Day 6: Pictured Perfect
In the morning, we’re relieved to see sunlight glinting off the white-capped waves on the bay as we follow a circuitous route east toward Pictured Rocks National Lakeshore. Along the way, we pass a curious convoy of cars and people on foot, including a colorfully attired man holding a feather-festooned staff walking alongside a woman carrying a bucket. (We later learn they are participants in a “water walk” from Quebec to Madeline Island, a Native American pilgrimage intended to bring attention to environmental threats facing the Great Lakes.)
Our main goal in driving into the national lakeshore was to get a good look at Grand Sable Dunes, a five-mile-long bank of sand spilling down into the lake. But our first attempt from the east end leads us to an uninspiring ravine. I expect we will strike out again several miles west at the Log Slide overlook, where thrill-seekers now leap 500 feet down a sandy chute that was once used to transport timber to the lakeshore in one fell swoop. But when we follow a side trail to a nearby viewing platform, the whole vast expanse of the dunes stretches out before us in all
its improbable glory.
Dunes mission accomplished, our attention turns to viewing the national lakeshore’s namesake formations. In the harbor town of Munising, we book passage on a two-hour cruise along the lakeshore’s cliffs. We feel a little out of place among our fellow passengers, mostly retirees and young families with kids. But the mineral-streaked sandstone cliffs towering above the water are truly a sight to behold—and photograph incessantly.
The artistry on display at our next stop, Lakenland, on the road to Marquette, may have paled in comparison to the majestic compositions of Pictured Rocks, but it has its own whimsical appeal. The sculpture park embodies the singular vision of its creator, Tom Lakenen, who has posted a “No Trespassing” sign at the entrance that applies only to members of local planning and zoning boards—presumably because they’ve been less charmed than we are by his acres of wolves, owls, and aliens fashioned out of scrap metal.
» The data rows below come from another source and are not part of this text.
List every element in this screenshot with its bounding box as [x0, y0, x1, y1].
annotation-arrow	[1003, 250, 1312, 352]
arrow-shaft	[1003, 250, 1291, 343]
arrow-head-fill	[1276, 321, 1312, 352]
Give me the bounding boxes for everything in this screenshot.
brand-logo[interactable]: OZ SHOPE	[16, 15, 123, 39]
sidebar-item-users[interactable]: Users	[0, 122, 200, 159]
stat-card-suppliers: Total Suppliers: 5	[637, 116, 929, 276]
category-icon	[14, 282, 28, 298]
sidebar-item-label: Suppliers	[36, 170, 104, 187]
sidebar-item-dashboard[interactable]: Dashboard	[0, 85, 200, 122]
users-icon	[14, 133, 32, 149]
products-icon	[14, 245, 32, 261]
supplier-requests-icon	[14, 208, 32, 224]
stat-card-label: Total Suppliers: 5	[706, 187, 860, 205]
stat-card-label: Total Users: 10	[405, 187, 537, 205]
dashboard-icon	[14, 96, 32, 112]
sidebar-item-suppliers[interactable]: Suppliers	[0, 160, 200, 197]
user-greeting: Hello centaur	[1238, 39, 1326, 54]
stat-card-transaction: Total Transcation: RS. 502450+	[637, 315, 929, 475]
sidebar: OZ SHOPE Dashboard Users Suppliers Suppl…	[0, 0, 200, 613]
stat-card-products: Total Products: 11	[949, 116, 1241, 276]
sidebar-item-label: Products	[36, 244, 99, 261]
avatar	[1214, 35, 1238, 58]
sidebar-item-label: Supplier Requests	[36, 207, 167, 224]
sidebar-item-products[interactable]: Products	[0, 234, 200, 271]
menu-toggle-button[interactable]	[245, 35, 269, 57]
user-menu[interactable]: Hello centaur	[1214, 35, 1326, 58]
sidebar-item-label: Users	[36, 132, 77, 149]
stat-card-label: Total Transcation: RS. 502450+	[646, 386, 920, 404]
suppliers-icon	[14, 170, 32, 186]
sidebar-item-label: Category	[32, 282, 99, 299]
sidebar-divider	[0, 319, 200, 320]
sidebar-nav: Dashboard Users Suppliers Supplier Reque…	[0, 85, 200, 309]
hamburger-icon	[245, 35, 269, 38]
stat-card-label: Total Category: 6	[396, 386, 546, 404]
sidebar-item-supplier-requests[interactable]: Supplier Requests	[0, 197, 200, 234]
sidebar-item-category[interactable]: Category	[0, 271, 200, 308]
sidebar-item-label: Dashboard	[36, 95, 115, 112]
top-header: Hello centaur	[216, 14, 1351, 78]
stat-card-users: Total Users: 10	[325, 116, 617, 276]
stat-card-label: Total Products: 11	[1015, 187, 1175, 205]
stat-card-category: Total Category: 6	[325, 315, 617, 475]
Miners Castle in Pictured Rocks. Photo by Michigan Nut Photography.
Day 7: Closing the Loop
After a sound night’s sleep at the Landmark Inn, a stately fixture in the heart of downtown Marquette, we set out on the last leg of our loop. Having had the pleasure of many weekend trips to both the Keweenaw and Bayfield peninsulas, and with a lot of ground to cover, we decide to take the more direct inland route west through Michigan’s Upper Peninsula and northern Wisconsin.
The shorter path gives us time for a few more spontaneous stops. Just beyond Ishpeming, we pull up at Lawry’s Pasty Shop, an unprepossessing shack of a building. We’d heard Lawry’s made some of the best of the U.P.’s signature turnovers, and we’re determined to try them. Seeing that it is only mid-morning, however, we take the advice of a cheerful young staffer and opt for half-baked pasties that can be heated up and enjoyed at a more pasty-appropriate hour.
We still have one gaping hole to fill in our sampling of regional cuisine: whitefish. The virtues of this Lake Superior staple were repeatedly and enthusiastically extolled by the earliest European explorers and inhabitants. (“The whitefish is most esteemed for the richness and delicacy of its flavour,” Henry Schoolcraft wrote in 1820.) Returning to the lakeshore at Ashland, Wisconsin, we stop for lunch at the Deep Water Grille, where we both order whitefish sandwiches. Though I’ve had smoked whitefish plenty of times, the smooth texture and buttery flavor of the fresh version is a revelation.
Leaving Ashland, we part ways with the lake again. But as we drive high above the harbor on the freeway bridge leading from Superior to Duluth, we have one last good look at the vast inland sea that had been our almost constant companion for the past week. Feeling the distinct satisfaction of literally having come full circle on an epic journey, I turn our car homeward.